His attorney's emergency motion to relinquish the child, which led to Monday's hearing, came years after the adoption agency Bethany Christian Services and prospective adoptive parents, referred to only as Katrina and William Doe in court records, took Carwise to court in Orange County to terminate his parental rights. They argued he abandoned his daughter because he did not financially support her while she was not in his custody.
After the trial, it took the judge nearly a year to rule. Carwise's rights were not terminated. But his daughter stayed with Katrina and William while they filed an appeal. They lost that appeal earlier this year before filing another suit in Hillsborough County.
“All I wanted was my daughter. That they took from me from the hospital," Carwise told the I-Team outside of the Orange County Courthouse on Monday.
Carwise is not alone. But it's the type of case that rarely makes the news because the hearings are private.
After the hearing, Carwise told the I-Team, "My understanding is I need to file some more paperwork stating that I’m the father. No matter what. Because – they know I’m the father, but it ain’t in black and white."

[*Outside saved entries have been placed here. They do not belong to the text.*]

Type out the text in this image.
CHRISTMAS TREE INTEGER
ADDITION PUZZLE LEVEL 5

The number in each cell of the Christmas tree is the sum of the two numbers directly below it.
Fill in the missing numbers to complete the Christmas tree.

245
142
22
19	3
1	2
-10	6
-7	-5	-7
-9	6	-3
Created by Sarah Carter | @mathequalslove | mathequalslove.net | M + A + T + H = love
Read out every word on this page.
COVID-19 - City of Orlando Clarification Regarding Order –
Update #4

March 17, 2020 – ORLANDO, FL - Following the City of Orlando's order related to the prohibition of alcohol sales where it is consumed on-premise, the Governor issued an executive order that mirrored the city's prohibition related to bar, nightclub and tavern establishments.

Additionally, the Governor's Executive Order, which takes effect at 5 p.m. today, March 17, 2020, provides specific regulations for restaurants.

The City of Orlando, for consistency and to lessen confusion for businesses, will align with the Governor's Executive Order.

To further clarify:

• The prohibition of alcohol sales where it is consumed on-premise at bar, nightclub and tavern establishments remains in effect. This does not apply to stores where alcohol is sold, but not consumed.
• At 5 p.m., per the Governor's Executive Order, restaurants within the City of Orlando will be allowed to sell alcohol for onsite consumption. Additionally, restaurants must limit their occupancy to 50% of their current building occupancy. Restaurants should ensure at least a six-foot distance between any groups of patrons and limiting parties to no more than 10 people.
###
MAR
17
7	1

A DNA test shortly after his daughter's birth proved he is her father. Carwise and his attorneys said he filed the paperwork to establish paternity through the court years ago, but the case never moved forward. Meanwhile, his daughter continues to live with the prospective adoptive parents, the only family she's known.

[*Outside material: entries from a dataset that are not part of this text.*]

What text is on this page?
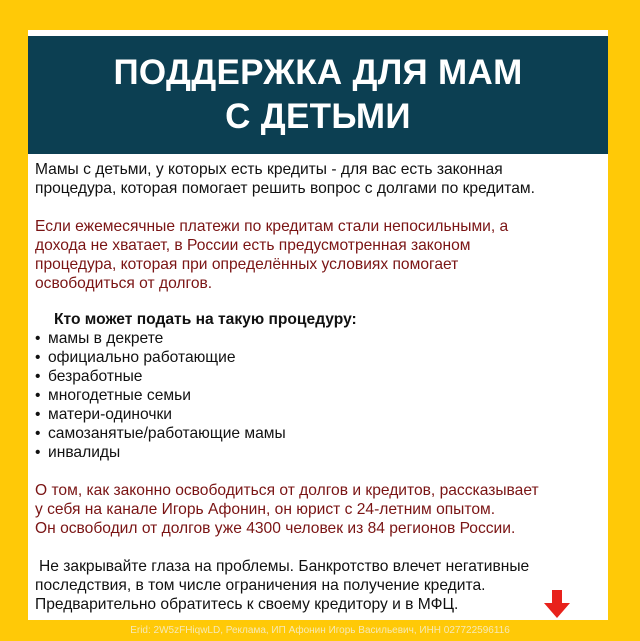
ПОДДЕРЖКА ДЛЯ МАМ
С ДЕТЬМИ

Мамы с детьми, у которых есть кредиты - для вас есть законная

процедура, которая помогает решить вопрос с долгами по кредитам.

Если ежемесячные платежи по кредитам стали непосильными, а

дохода не хватает, в России есть предусмотренная законом

процедура, которая при определённых условиях помогает

освободиться от долгов.

Кто может подать на такую процедуру:

• мамы в декрете
• официально работающие
• безработные
• многодетные семьи
• матери-одиночки
• самозанятые/работающие мамы
• инвалиды

О том, как законно освободиться от долгов и кредитов, рассказывает

у себя на канале Игорь Афонин, он юрист с 24-летним опытом.

Он освободил от долгов уже 4300 человек из 84 регионов России.

Не закрывайте глаза на проблемы. Банкротство влечет негативные

последствия, в том числе ограничения на получение кредита.

Предварительно обратитесь к своему кредитору и в МФЦ.

Erid: 2W5zFHiqwLD, Реклама, ИП Афонин Игорь Васильевич, ИНН 027722596116
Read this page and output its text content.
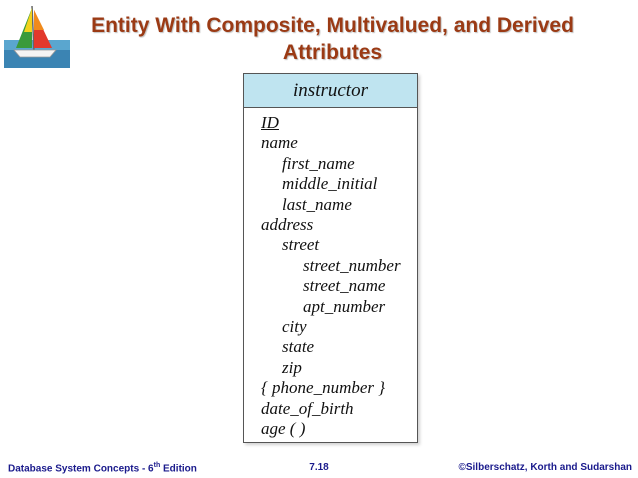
Entity With Composite, Multivalued, and Derived
Attributes
instructor
ID
name
first_name
middle_initial
last_name
address
street
street_number
street_name
apt_number
city
state
zip
{ phone_number }
date_of_birth
age ( )
Database System Concepts - 6th Edition	7.18	©Silberschatz, Korth and Sudarshan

After the I-Team's story aired in May, Carwise was allowed to visit with his little girl in person. For years, since the start of the pandemic, the visits were only over Zoom.
“She came, and she ran to me, gave me a hug. I don’t know if she knows exactly who I am, but she gave me a hug, and we talked, the little bit that we could talk," Carwise said, who his daughter knows as "Mr. Ulysess."
“You got to just say your prayers and put it in God’s hands," Carwise said. “I want my own child to raise. I don’t need you. I’ve been telling them that since day one. Now she’s like five years old, and now these people think they got some right to my child. I don’t understand that. I just don’t."
For the first time, the I-Team spoke with Nikita Adkins, the child's birth mother, who was brought into Monday's hearing.
“It’s just taken way too long. Everybody wants her home, and that’s just it. He’s fighting for her. He loves her," Adkins said.
The I-Team has reached out to the attorney representing the prospective adoptive parents for comment but has not yet heard back.
The next hearing is scheduled for mid-July.
New Florida law to give more parental rights to unmarried biological fathers
Earlier this month, Governor Ron DeSantis signed a bill into law known as the "Good Dad Act." That will give unmarried fathers who have proven they are biological fathers the same rights and responsibilities the mother has.
The law goes into effect July 1 and could impact cases like Carwise's.